1.9 Billion Records Breached in First Half of 2017, 122 Records per Second

September 21, 2017 by Paul Ausick

The data breach at credit reporting firm Equifax has grabbed a lot of headlines in the past few weeks, but not even counting the 143 million personally identifiable records exposed in that breach, the number of records exposed globally in the first six months of 2017 totaled more than 1.9 billion.

According to Netherlands-based security firm Gemalto, that equals 10.5 million exposed records every day, 438,000 records every hour, 7,300 records every minute and 122 records every second. The firm reported 918 data breaches, up 13% compared to the final six months of 2016, but the number of breached records rose by 164%, from 721 million in the last half of last year.

Identity theft was the most common type of data breach, and malicious outsiders were the leading source of data breaches in the first half of the year.
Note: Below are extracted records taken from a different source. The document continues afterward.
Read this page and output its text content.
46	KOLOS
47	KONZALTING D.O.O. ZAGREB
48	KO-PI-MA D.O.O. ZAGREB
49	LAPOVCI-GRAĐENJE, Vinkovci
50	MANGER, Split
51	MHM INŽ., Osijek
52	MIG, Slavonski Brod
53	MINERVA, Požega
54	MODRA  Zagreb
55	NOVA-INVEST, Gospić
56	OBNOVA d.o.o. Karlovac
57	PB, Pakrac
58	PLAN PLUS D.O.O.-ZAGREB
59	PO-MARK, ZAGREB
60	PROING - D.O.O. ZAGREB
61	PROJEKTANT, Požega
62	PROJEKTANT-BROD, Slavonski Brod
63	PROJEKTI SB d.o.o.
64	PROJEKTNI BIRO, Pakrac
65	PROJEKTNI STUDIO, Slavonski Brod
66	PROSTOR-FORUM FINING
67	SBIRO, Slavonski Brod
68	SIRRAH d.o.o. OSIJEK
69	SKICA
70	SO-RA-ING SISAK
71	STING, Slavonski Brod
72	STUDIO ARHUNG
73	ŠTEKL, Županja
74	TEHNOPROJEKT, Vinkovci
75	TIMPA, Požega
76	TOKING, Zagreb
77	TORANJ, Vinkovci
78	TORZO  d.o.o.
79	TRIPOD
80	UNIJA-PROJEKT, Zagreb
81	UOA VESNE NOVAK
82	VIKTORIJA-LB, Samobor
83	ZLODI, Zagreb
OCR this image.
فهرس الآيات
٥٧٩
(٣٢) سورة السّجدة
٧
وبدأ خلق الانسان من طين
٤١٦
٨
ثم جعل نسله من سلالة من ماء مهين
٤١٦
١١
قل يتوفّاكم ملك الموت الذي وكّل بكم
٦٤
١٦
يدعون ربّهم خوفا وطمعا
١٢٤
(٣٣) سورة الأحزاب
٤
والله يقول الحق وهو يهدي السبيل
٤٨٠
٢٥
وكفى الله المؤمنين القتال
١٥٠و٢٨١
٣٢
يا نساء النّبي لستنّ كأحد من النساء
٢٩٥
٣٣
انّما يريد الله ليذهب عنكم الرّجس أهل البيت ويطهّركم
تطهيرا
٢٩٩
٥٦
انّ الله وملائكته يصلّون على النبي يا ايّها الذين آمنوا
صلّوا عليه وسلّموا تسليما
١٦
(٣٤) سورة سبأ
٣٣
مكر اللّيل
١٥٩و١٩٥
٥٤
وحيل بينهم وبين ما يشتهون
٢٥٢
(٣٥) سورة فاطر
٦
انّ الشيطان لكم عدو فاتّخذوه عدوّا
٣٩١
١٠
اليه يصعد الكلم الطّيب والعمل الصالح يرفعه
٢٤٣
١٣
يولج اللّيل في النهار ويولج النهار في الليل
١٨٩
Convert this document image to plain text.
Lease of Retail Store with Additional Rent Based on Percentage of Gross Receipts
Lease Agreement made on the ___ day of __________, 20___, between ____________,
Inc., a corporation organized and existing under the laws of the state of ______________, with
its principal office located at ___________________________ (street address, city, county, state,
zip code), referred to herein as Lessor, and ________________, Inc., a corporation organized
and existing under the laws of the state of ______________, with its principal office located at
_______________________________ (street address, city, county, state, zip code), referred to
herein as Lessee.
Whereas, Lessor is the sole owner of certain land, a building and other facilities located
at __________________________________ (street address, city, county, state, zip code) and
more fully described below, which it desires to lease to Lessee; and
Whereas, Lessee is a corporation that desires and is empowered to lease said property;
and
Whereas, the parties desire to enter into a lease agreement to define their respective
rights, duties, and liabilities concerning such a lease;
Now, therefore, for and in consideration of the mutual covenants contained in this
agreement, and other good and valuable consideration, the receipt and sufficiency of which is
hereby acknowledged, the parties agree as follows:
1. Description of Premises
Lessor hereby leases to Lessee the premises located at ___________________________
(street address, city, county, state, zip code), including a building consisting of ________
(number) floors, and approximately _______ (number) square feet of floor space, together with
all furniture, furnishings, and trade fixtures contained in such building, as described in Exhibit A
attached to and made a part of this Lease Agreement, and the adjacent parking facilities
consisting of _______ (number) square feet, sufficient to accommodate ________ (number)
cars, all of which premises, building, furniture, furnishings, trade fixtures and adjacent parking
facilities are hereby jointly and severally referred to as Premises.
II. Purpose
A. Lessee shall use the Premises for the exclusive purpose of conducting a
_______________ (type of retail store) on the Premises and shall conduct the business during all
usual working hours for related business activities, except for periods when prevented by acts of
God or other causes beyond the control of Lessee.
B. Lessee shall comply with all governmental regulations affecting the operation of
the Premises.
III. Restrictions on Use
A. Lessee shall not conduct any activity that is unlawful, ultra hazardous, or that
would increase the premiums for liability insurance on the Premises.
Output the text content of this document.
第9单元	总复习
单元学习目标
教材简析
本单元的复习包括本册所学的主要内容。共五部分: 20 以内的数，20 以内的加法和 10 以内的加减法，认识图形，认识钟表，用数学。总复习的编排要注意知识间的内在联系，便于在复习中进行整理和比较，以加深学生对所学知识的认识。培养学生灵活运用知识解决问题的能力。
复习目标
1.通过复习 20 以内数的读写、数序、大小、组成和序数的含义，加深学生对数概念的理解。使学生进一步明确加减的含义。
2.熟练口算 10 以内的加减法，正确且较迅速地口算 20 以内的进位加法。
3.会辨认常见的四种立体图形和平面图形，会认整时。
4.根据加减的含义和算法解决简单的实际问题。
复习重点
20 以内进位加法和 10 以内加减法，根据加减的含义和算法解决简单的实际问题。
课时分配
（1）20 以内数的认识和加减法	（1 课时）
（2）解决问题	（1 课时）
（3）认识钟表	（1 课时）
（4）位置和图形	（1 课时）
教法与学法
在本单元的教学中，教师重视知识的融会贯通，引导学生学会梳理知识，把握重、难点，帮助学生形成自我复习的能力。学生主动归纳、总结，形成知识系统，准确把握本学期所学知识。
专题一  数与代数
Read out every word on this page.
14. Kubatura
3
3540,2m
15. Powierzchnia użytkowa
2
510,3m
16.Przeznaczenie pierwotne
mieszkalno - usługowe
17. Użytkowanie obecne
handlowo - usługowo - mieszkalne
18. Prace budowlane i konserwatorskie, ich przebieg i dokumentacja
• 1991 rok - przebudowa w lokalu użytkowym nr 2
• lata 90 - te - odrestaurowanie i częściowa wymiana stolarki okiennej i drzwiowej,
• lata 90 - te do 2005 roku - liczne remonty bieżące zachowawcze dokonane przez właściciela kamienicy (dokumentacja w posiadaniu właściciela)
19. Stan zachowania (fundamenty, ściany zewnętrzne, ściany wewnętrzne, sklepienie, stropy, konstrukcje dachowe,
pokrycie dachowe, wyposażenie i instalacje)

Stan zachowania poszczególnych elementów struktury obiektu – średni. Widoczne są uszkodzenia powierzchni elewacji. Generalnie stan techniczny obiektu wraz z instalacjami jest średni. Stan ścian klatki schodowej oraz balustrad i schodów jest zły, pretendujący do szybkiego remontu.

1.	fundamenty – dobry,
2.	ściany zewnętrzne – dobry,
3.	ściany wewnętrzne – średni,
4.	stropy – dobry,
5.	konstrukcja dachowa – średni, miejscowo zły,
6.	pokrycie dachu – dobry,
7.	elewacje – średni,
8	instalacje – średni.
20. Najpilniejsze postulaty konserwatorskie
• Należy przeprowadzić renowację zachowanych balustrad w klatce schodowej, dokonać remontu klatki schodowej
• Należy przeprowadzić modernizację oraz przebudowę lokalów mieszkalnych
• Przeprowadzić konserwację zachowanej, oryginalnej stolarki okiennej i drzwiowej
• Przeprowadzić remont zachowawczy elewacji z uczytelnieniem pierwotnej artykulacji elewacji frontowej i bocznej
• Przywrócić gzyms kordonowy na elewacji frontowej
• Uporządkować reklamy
Gemalto maintains a database of worldwide data breaches, including the number of breaches, number of data records lost or stolen and data breaches by the source of the breach, type of breach, industry and country or region. From the Breach Level Index database the firm assigns a score based on the number of records breached, the source of the breach and how thieves used the data.

The biggest breach in the first half of 2017 exposed 1.3 billion records when an email marketing firm named River City Media failed properly to protect backups of its billion email accounts, resulting in the exposed data. Gemalto categorized this as a nuisance breach because River City Media is a well-known spammer that sends out as many as a billion emails a day.

The largest identity theft breach occurred when an outside contractor to the U.S. Republican National Committee accidentally exposed personal data of 198 million U.S. voters by misconfiguring an Amazon Web Services publicly available cloud server.

Excluding the massive data breach at River City Media, the sector with the greatest number of exposed records globally was government with more than 404 million, followed by nearly 60 million exposed by tech firms, 32 million by educational groups and 31 million by health care organizations.

Of the 918 total incidents Gemalto recorded, 88% (808) occurred in North America with 781 in the United states alone. The United Kingdom with 40 incidents and Canada with 26 ranked second and third for number of breaches.